PG Marcus Smart, Oklahoma State
Loss to 8 seed Gonzaga, 85-77

The loss wasn't Smart's fault; It wasn't his best collegiate game, but he filled up the stat sheet. He finished with 23 points, 13 rebounds, seven assists and six steals on 5-14 shooting. Oklahoma State lost because no one else, aside from senior guard Markel Brown, looked comfortable on the floor.

Aside from his outside shooting woes, a major concern going forward, Smart has everything you want in a combo guard. His defensive awareness and intensity are excellent, he's a force going to the basket, and his basketball IQ is high. He doesn't have the ceiling of this draft's top prospects, but I expect he'll be a solid NBA player.

PF Doug McDermott, Creighton
Lost to 6 seed Baylor, 85-55

McDermott's legendary collegiate career came to an end against Baylor, where the big man had a below-average game that coupled with the rest of his team playing terrible. His 14 points on 7-14 shooting included no three pointers and just two rebound, far below his seasonal averages of 27 points and 7.1 rebounds.

Akis mentioned a likeness to New Orleans' Ryan Anderson, and I think that's an apt comparison for McDermott. McDermott should become a better post-up player given time, but the long-range shooting and rebounding should be a big help to a team with a great post defender to match him up with.

PG Tyler Ennis, Syracuse
Lost to 11 seed Dayton, 55-53

Ennis didn't have a great game on paper (19 points on 7-21 shooting, three assists and four boards), but he was the best player in the Syracuse/Dayton matchup. He was aggressive, ran the offense well, had some crazy nifty passes and even scored 11 straight points for the Orange late. He missed two crucial shots in the final minute, but he looked like an NBA level point guard.
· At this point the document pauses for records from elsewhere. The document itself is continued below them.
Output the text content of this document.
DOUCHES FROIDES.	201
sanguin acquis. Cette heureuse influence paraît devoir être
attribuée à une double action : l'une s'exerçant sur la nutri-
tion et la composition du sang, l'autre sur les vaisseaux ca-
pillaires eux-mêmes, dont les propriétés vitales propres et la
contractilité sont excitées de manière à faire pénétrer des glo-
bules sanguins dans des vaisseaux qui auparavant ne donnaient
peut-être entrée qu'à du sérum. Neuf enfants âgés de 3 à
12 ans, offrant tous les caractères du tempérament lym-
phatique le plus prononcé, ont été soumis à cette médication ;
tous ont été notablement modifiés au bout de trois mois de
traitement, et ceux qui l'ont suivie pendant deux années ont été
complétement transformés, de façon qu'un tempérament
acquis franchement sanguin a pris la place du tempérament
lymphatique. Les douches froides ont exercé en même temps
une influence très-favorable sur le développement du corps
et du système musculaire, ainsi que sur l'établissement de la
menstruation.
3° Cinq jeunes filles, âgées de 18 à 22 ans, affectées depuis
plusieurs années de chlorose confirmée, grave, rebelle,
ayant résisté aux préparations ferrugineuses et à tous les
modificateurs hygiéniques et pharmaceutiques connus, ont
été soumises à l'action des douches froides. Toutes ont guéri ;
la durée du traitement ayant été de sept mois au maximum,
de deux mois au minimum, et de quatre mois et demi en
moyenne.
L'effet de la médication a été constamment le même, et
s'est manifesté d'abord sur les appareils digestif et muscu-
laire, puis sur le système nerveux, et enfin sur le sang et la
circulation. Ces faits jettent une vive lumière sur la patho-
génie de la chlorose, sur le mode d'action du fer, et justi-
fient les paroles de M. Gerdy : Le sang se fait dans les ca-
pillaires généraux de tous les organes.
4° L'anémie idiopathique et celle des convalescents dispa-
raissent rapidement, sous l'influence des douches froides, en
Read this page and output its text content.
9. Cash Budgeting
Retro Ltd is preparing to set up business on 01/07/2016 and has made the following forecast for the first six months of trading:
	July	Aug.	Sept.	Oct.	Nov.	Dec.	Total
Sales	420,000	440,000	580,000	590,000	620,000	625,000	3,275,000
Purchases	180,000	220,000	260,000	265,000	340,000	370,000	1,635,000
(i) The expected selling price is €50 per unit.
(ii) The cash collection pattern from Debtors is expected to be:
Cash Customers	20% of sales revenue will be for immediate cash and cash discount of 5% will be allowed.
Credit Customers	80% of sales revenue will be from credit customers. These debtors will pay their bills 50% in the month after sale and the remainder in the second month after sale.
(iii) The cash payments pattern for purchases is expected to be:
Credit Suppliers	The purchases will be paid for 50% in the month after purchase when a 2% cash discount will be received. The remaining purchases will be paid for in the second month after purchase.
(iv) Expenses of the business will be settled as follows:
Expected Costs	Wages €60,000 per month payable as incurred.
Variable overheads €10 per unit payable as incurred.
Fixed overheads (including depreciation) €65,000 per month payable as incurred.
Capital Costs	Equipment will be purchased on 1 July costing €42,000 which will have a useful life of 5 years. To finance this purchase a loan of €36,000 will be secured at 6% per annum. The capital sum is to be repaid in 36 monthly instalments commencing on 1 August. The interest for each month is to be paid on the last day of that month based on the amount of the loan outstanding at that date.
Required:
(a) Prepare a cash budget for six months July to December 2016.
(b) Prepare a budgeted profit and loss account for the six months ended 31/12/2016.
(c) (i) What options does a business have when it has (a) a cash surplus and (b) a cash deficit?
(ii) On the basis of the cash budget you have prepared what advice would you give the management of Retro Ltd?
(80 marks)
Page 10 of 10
He continued to prove his early season success wasn't a mirage. He should be a lottery pick come June.

SG Rodney Hood, Duke
Lost to 14 seed Mercer, 78-71

Much like Parker, the loss to Mercer exposed flaws in Hood's game. He shot 2-10 from the floor, and while he added five assists and six rebounds, his defense was disappointing. Neither his defensive awareness nor effort were NBA level.

Athletic, 6'8 shooters of Hood's level aren't common, and Hood could be an excellent project for a mid-teens draft pick. He's got excellent range, and that'll keep him for falling too hard. Still, the Mercer game exposed he's got a long way to go.

SF Jerami Grant, Syracuse
Lost to 11 seed Dayton, 55-53

Grant was exceptionally quiet in Syracuse's loss, with just four points and six rebounds. His defense was, per usual, above average, but his offensive woes were concerning. Psychically, he looks like a lottery pick, but he's very raw. He's one of the top players who'd benefit from another year in college.